The English Civil War spanned nine years from 1642–1651. It was a series of armed conflicts between the monarchy and the English Parliament. Leicester was in the hands of the Parliamentarians, yet within the immediate vicinity of the Royalist towns of Newark and Ashby. Taking Leicester would create a Royalist stronghold in a growing Parliamentarian region. 

At 3 o’clock on May 30th 1645, the Royalist battery was set up facing the stone wall of the Newarke and Leicester Castle’s Great Hall. The defenders retaliated with cannon and musket fire. By six o’clock that evening, a large breach had been made in the Newarke wall, on the north side of Mill Lane.

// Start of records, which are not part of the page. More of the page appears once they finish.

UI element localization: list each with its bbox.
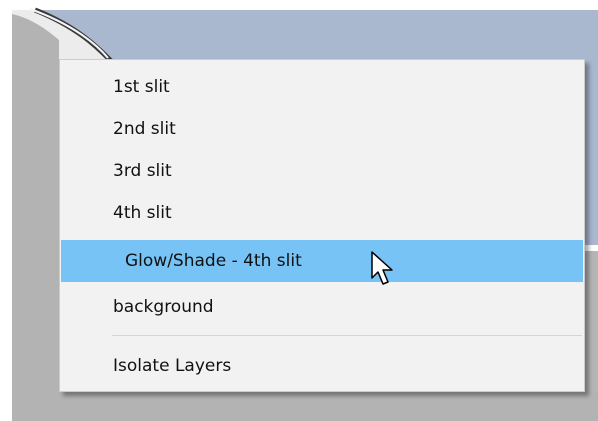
menu-item-3rd-slit[interactable]: 3rd slit <box>61 150 583 192</box>
menu-item-glow-shade-4th-slit[interactable]: Glow/Shade - 4th slit <box>61 240 583 282</box>
menu-item-1st-slit[interactable]: 1st slit <box>61 66 583 108</box>
mouse-pointer-icon <box>371 251 393 285</box>
menu-item-isolate-layers[interactable]: Isolate Layers <box>61 345 583 387</box>
menu-item-background[interactable]: background <box>61 286 583 328</box>
menu-separator <box>112 335 582 336</box>
screenshot-stage: 1st slit 2nd slit 3rd slit 4th slit Glow… <box>0 0 598 421</box>
menu-item-2nd-slit[interactable]: 2nd slit <box>61 108 583 150</box>
layer-context-menu: 1st slit 2nd slit 3rd slit 4th slit Glow… <box>59 59 585 392</box>
menu-item-4th-slit[interactable]: 4th slit <box>61 192 583 234</box>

As firing continued, the defenders worked desperately to try and repair the damage. The Royalists planned to storm the town. At midnight the assault began. Reports state that Leicester was attacked in seven different places at once. Soldiers and townsmen stood side by side, unwilling to surrender themselves to the throne. They fought street by street, house by house. After fierce hand-to-hand encounters, the besieged were forced to retreat. They made a last stand in the market square. They finally threw down their weapons when faced with a charge of horses. At the end of the Civil War, when King Charles I was put on trial, Leicester was mentioned as an example of his cruelty. A witness claimed that the King had ridden through the town in his bright armour and said of the atrocities: “I do not care if they cut them three times more, for they are mine enemies.”